Authorize internal network communication between ECS instances

  1. Query internal IP addresses and security group IDs of the two ECS instances.
    You can use the console or call the DescribeInstances operation to obtain security group IDs of the instances. The following table lists the information of the two ECS instances.
    Instance IP address Security group Security group ID
    Instance A 10.0.0.1 sg1 sg-bp1azkttqpldxgte****
    Instance B 10.0.0.2 sg2 sg-bp15ed6xe1yxeycg****
  2. Add a rule to sg1 to allow inbound traffic from 10.0.0.2.
    aliyun ecs AuthorizeSecurityGroup --SecurityGroupId sg-bp1azkttqpldxgte**** --RegionId cn-qingdao --IpProtocol all  --PortRange=-1/-1 --SourceCidrIp 10.0.0.2 --NicType intranet
  3. Add a rule to sg2 to allow inbound traffic from 10.0.0.1.
    aliyun ecs AuthorizeSecurityGroup --SecurityGroupId sg-bp15ed6xe1yxeycg**** --RegionId cn-qingdao --IpProtocol all  --PortRange=-1/-1 --SourceCidrIp 10.0.0.1 --NicType intranet
    Note
    • In the preceding commands, the region ID cn-qingdao is for reference only. Replace it with your actual region ID.
    • In the preceding commands, the AuthorizeSecurityGroup operation is called to add inbound rules to security groups. Specify the SecurityGroupId and SourceCidrIp parameters.
  4. After a few minutes, run the ping command to check whether the two ECS instances can communicate with each other over the internal network.

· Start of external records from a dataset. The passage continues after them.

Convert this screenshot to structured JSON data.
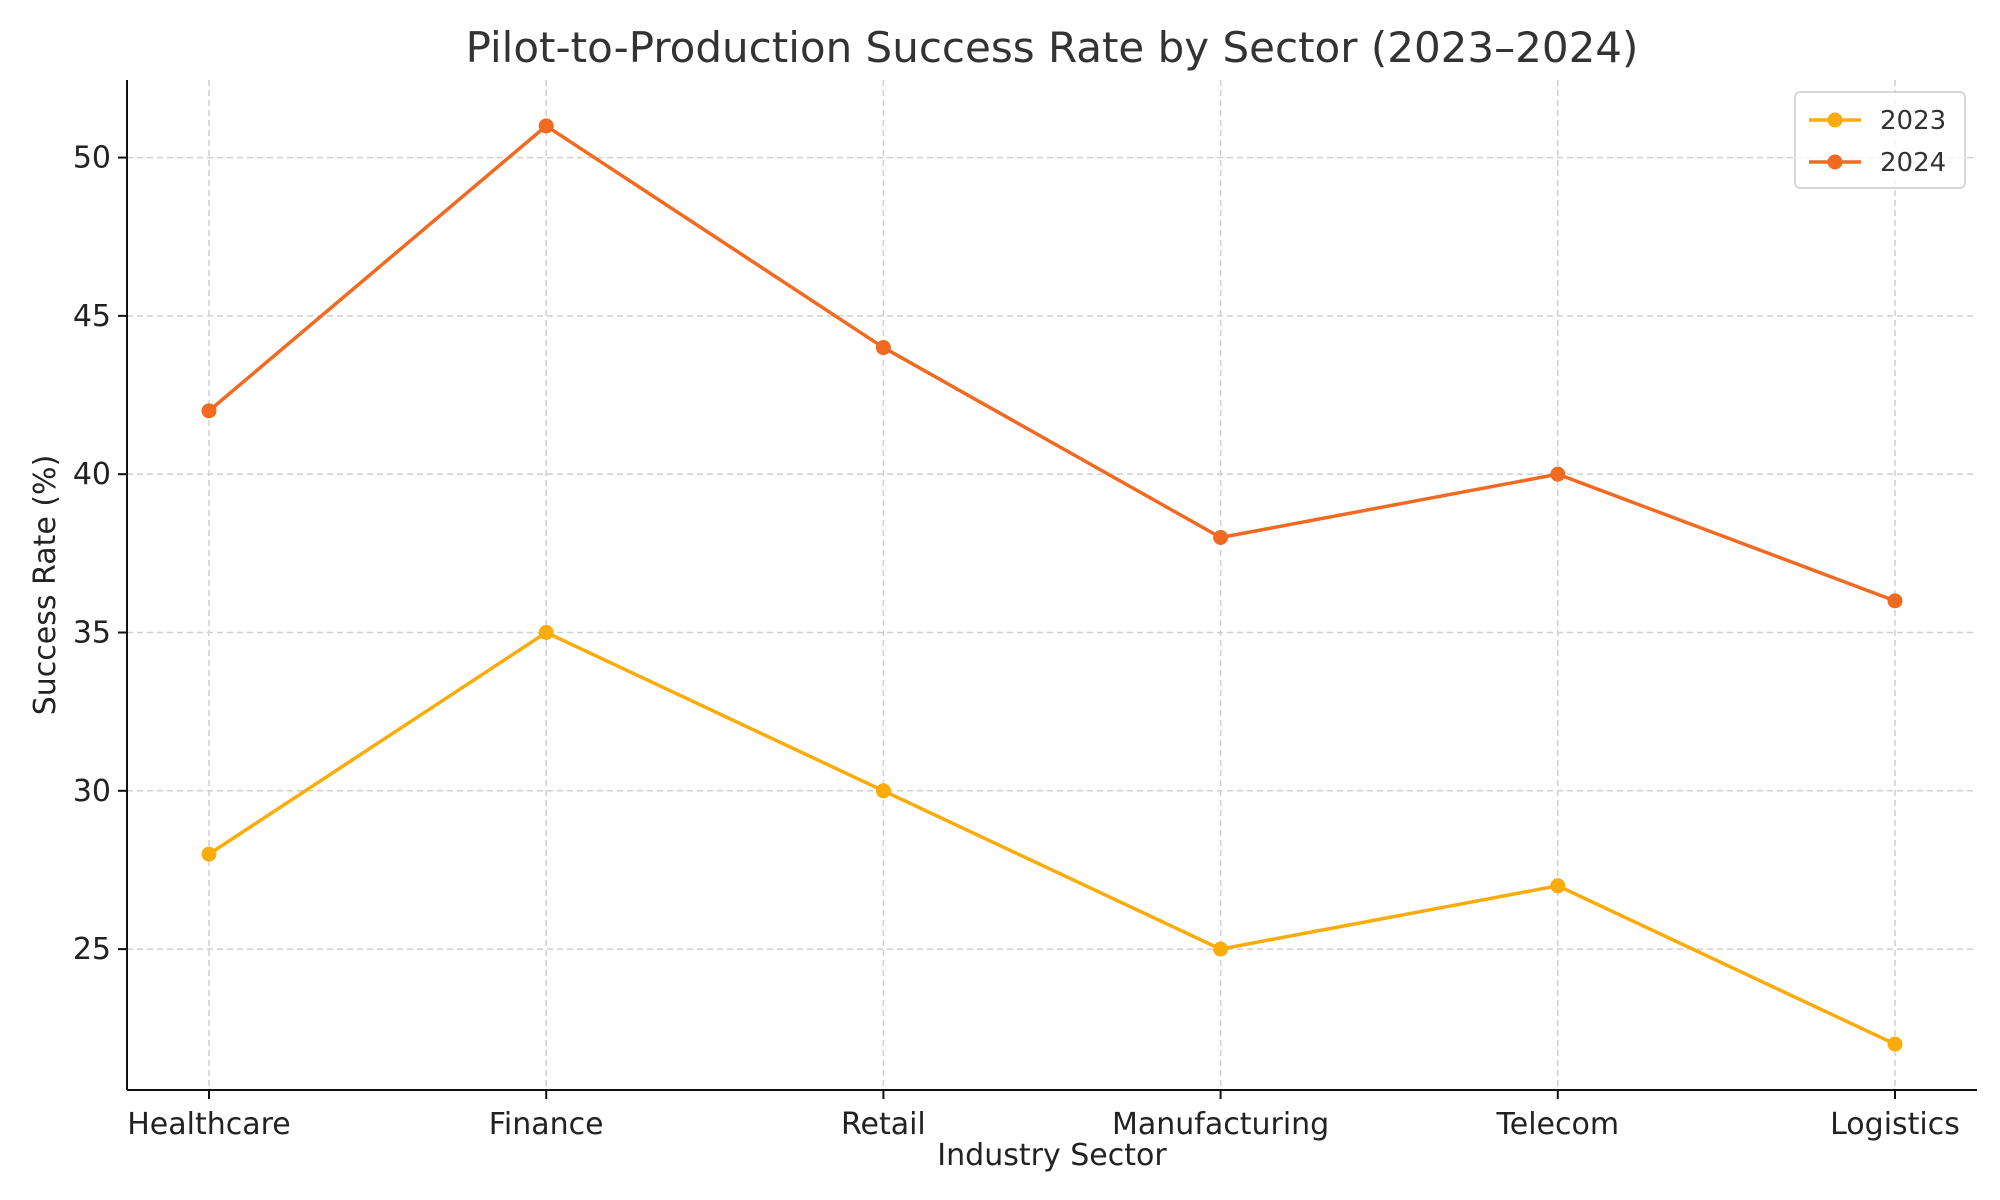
{
  "chart_data": {
    "type": "line",
    "title": "Pilot-to-Production Success Rate by Sector (2023–2024)",
    "xlabel": "Industry Sector",
    "ylabel": "Success Rate (%)",
    "categories": [
      "Healthcare",
      "Finance",
      "Retail",
      "Manufacturing",
      "Telecom",
      "Logistics"
    ],
    "series": [
      {
        "name": "2023",
        "values": [
          28,
          35,
          30,
          25,
          27,
          22
        ],
        "color": "#f9ac0a"
      },
      {
        "name": "2024",
        "values": [
          42,
          51,
          44,
          38,
          40,
          36
        ],
        "color": "#f16a22"
      }
    ],
    "ylim": [
      20.55,
      52.45
    ],
    "yticks": [
      25,
      30,
      35,
      40,
      45,
      50
    ],
    "grid": true,
    "legend_position": "top-right",
    "marker": "circle"
  }
}
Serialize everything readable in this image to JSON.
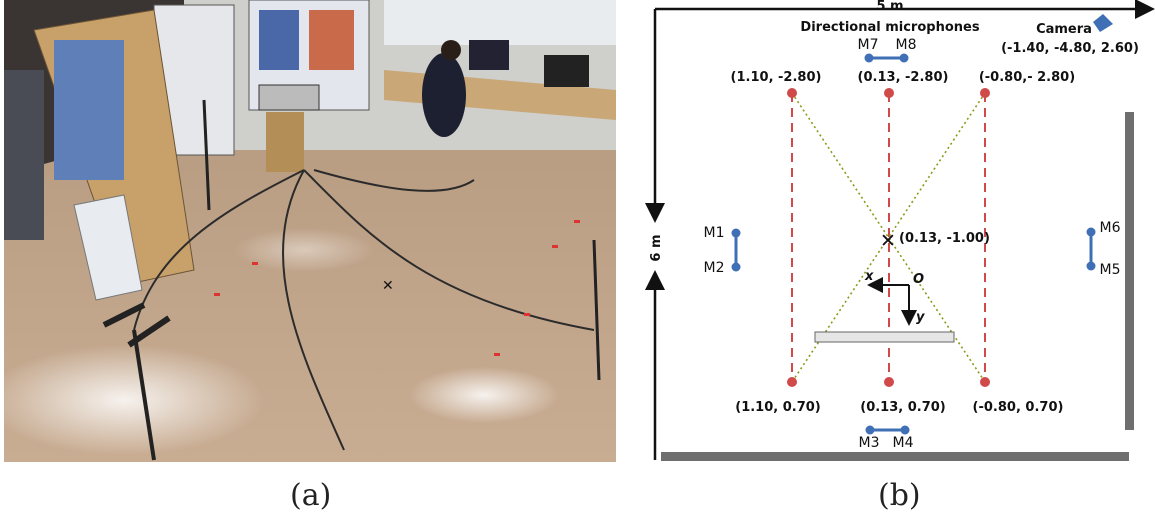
{
  "captions": {
    "a": "(a)",
    "b": "(b)"
  },
  "diagram": {
    "width_label": "5 m",
    "height_label": "6 m",
    "mic_group_label": "Directional microphones",
    "camera_label": "Camera",
    "camera_coord": "(-1.40, -4.80, 2.60)",
    "center_coord": "(0.13, -1.00)",
    "origin_label": "O",
    "axis_x": "x",
    "axis_y": "y",
    "points": {
      "p1": "(1.10, -2.80)",
      "p2": "(0.13, -2.80)",
      "p3": "(-0.80,- 2.80)",
      "p4": "(1.10, 0.70)",
      "p5": "(0.13, 0.70)",
      "p6": "(-0.80, 0.70)"
    },
    "mics": {
      "m1": "M1",
      "m2": "M2",
      "m3": "M3",
      "m4": "M4",
      "m5": "M5",
      "m6": "M6",
      "m7": "M7",
      "m8": "M8"
    },
    "colors": {
      "mic": "#3f6fb5",
      "point": "#d04a4a",
      "dashed": "#d04a4a",
      "diag": "#8a9a1a",
      "wall": "#6e6e6e"
    }
  }
}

Authorize internal network communication between accounts

  1. Query names and security group IDs of the two accounts.
    You can use the console or call the DescribeInstances operation to obtain security group IDs of the ECS instances. The following table lists the information of two accounts.
    Account Account ID Security group Security group ID
    Account A a@aliyun.com sg1 sg-bp1azkttqpldxgte****
    Account B b@aliyun.com sg2 sg-bp15ed6xe1yxeycg****
  2. Add a rule to sg1 to allow inbound traffic from sg2.
    aliyun ecs AuthorizeSecurityGroup --SecurityGroupId sg-bp1azkttqpldxgte**** --RegionId cn-qingdao --IpProtocol all  --PortRange=-1/-1 --SourceGroupId sg-bp15ed6xe1yxeycg7XXX --SourceGroupOwnerAccount b@aliyun.com --NicType intranet
  3. Add a rule to sg2 to allow inbound traffic from sg1.
    aliyun ecs AuthorizeSecurityGroup --SecurityGroupId sg-bp15ed6xe1yxeycg**** --RegionId cn-qingdao --IpProtocol all  --PortRange=-1/-1 --SourceGroupId sg-bp1azkttqpldxgtedXXX --SourceGroupOwnerAccount a@aliyun.com --NicType intranet
    Note
    • In the preceding commands, the region ID cn-qingdao is for reference only. Replace it with your actual region ID.
    • In the preceding commands, the AuthorizeSecurityGroup operation is called to add inbound rules to security groups. Specify the SecurityGroupId, SourceGroupId, and SourceGroupOwnerAccount parameters.
  4. After a few minutes, run the ping command to check whether the ECS instances can communicate with each other over the internal network.